O Comitê Central, em fevereiro de 1951, decidiu criar uma escola nacional de formação de quadros, e a comissão de educação, órgão auxiliar, teve a incumbência de coordenar os trabalhos. Também foram criadas escolas em dezenas de cidades e em diversos estados. A escola que os militantes de Alagoas participaram ficava em Recife. Um professor, membro da comissão e que já havia estudado em Moscou, foi quem ministrou as aulas dessas fases do Curso Stálin.
O dirigente comunista Rubens Colaço participou da organização do curso Stálin em Alagoas, onde 28 militantes e dirigentes intermediários de Alagoas e Pernambuco fizeram o curso, realizado numa fazenda no município de Murici (AL), em absoluta clandestinidade.6
Para o primeiro curso realizado em Recife, de Alagoas foi designado pelo Partido o operário têxtil Sílvio da Rocha Lira. A comissão de educação do Comitê Central havia planejado três cursos para atender aos estados de Pernambuco, Alagoas e Paraíba. O encarregado pelos cursos foi o jornalista mineiro Marco Antônio Tavares Coelho, que naquela época passou a residir em Pernambuco. Os principais dirigentes desses estados participaram do curso Stálin: Hiran de Lima Pereira, Jayme Amorim de Miranda, Ivo Valença, Paulo Cavalcanti, José Raimundo da Silva, Djaci Magalhães, Claudio Tavares, Clodomir Morais, entre outros.7
O trabalho de educação implantado pelo PCB naquele momento, início da década de 1950, tinha a perspectiva de formar quadros teóricos e ideologicamente comprometidos com a linha política definida no Manifesto de Agosto de 1950, na perspectiva da luta armada. Nessa conjuntura, a preparação de quadros dirigentes em todos os níveis era essencial.
Apelo de Estocolmo
O comitê permanente do Congresso Mundial dos Partidários da Paz, reunido em Estocolmo, em março de 1950, lançou um apelo pela proibição da bomba atômica através de uma campanha de assinaturas. Os comunistas brasileiros, a exemplo dos comunistas de todo o mundo, deram início à campanha pela paz, contra o envio de tropas à Coreia e a utilização de armas atômicas. A coleta de 4,2 milhões de assinaturas realizada pelos comunistas brasileiros causou certa surpresa em nível mundial.

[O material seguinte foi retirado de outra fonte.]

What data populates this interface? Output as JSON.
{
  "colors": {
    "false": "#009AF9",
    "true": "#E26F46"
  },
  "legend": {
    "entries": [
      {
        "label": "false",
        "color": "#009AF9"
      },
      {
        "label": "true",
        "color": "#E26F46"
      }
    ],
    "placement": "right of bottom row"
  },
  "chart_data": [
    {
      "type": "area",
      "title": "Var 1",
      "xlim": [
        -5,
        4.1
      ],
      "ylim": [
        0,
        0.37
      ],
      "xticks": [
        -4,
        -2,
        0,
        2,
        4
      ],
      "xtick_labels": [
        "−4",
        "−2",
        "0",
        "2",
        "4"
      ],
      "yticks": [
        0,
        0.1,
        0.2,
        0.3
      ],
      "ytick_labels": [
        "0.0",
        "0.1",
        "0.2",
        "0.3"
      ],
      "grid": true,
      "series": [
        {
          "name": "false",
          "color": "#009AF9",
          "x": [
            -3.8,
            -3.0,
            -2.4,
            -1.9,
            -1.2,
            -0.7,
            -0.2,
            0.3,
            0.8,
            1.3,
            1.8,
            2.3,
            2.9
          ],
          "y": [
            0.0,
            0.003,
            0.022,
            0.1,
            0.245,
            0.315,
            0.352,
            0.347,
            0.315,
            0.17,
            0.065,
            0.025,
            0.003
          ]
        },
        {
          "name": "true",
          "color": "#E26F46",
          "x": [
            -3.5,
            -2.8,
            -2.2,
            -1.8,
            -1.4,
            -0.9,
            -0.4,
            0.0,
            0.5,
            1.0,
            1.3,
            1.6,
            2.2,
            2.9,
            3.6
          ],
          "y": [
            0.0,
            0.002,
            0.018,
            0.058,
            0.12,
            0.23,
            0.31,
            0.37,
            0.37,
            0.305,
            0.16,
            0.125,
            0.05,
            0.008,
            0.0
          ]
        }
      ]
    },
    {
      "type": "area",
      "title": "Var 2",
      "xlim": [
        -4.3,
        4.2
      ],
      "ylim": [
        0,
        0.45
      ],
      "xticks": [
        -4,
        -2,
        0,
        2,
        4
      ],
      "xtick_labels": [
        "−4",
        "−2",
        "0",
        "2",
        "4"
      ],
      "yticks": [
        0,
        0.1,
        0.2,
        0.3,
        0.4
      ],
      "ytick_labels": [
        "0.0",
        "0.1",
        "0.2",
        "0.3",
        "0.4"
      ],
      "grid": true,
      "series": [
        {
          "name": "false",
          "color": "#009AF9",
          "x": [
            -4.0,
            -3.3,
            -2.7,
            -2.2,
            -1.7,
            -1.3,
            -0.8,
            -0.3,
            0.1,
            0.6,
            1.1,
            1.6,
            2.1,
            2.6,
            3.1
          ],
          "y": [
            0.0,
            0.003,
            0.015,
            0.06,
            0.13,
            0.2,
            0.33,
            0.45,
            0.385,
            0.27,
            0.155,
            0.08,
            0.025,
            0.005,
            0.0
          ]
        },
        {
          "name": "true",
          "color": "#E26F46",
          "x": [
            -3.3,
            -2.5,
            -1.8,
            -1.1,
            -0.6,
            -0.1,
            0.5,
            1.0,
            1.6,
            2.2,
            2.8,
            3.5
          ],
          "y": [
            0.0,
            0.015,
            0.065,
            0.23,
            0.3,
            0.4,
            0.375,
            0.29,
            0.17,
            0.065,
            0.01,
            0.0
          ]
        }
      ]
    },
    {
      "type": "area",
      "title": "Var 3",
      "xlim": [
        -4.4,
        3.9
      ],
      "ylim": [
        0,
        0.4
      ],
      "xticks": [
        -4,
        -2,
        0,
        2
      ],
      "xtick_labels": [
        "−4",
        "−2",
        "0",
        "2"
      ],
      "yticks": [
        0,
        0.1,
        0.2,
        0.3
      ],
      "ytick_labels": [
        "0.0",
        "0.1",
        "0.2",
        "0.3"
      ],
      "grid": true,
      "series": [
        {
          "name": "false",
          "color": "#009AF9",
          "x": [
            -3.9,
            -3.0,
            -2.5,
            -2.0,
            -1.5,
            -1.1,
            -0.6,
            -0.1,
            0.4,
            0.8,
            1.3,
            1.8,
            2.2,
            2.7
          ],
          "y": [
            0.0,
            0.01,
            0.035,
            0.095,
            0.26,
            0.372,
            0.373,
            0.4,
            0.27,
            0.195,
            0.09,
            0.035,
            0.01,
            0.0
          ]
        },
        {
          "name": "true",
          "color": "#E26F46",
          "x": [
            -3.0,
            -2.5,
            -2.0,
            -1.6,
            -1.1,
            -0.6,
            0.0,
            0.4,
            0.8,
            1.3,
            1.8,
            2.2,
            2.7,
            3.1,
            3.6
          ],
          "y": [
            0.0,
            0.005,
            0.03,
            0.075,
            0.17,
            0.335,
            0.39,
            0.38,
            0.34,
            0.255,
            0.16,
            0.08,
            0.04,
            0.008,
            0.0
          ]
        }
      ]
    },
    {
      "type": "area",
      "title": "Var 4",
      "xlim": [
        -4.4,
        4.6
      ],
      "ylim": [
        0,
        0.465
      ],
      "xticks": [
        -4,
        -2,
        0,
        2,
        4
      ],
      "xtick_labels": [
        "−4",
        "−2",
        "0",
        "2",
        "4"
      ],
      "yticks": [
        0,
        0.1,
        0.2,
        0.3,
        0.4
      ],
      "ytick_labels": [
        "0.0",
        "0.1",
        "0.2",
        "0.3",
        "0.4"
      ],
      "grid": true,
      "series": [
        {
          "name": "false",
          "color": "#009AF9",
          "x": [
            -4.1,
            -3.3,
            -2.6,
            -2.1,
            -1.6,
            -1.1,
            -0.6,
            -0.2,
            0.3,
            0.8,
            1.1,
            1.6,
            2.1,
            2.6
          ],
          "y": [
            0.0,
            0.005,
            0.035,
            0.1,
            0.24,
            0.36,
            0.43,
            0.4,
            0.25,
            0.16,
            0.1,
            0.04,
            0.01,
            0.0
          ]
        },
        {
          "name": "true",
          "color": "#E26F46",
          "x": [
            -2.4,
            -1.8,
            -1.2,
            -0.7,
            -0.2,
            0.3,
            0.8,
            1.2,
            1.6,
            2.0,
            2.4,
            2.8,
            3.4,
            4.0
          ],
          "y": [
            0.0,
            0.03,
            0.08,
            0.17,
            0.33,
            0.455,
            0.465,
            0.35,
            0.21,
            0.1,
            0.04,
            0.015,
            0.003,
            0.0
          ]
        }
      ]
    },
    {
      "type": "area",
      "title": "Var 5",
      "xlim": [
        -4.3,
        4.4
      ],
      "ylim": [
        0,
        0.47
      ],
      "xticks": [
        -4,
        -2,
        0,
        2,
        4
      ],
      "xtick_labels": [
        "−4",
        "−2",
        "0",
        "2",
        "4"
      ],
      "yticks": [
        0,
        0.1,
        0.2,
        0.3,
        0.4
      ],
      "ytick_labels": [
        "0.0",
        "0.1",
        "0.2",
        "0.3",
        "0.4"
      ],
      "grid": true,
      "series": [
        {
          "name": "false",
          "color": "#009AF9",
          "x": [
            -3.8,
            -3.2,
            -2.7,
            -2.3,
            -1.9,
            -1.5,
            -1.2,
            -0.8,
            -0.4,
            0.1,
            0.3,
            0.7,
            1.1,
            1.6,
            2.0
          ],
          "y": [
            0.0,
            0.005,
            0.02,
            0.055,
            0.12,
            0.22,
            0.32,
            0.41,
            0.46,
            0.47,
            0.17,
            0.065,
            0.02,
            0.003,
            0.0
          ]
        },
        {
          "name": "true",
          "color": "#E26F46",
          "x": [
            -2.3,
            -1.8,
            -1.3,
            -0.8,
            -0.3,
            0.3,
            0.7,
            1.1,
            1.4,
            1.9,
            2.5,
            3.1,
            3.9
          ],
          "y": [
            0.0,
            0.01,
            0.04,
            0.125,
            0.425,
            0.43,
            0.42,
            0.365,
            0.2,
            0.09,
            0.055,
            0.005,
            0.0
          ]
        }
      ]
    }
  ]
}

O coordenador do trabalho de coleta de assinaturas em Alagoas foi Jayme Miranda, mas este trabalho foi dividido com outros militantes. O foco principal do PCB eram os operários fabris, os trabalhadores portuários, os ferroviários e os estudantes. Numa das atividades de coleta de assinaturas no distrito de Fernão Velho em Maceió, a polícia militar, a serviço da fábrica Carmem, empresa do grupo Othon Bezerra de Mello, proibiu a coleta e exigiu que fossem entregues as listas com as assinaturas dos operários. Nesse momento estavam presentes Renalvo Siqueira, José Benedito, Antonio Carlindo, Sílvio Lira e José Gomes, os dois últimos, operários da fábrica Carmem.
O resultado desse conflito por pouco não foi trágico. O jornalista Jayme Miranda foi atingido com a baioneta de um dos militares; esvaindo-se em sangue, é levado ao hospital de Pronto-Socorro, enquanto os outros comunistas foram dominados e levados para uma delegacia de polícia em Maceió, onde passaram a ser espancados.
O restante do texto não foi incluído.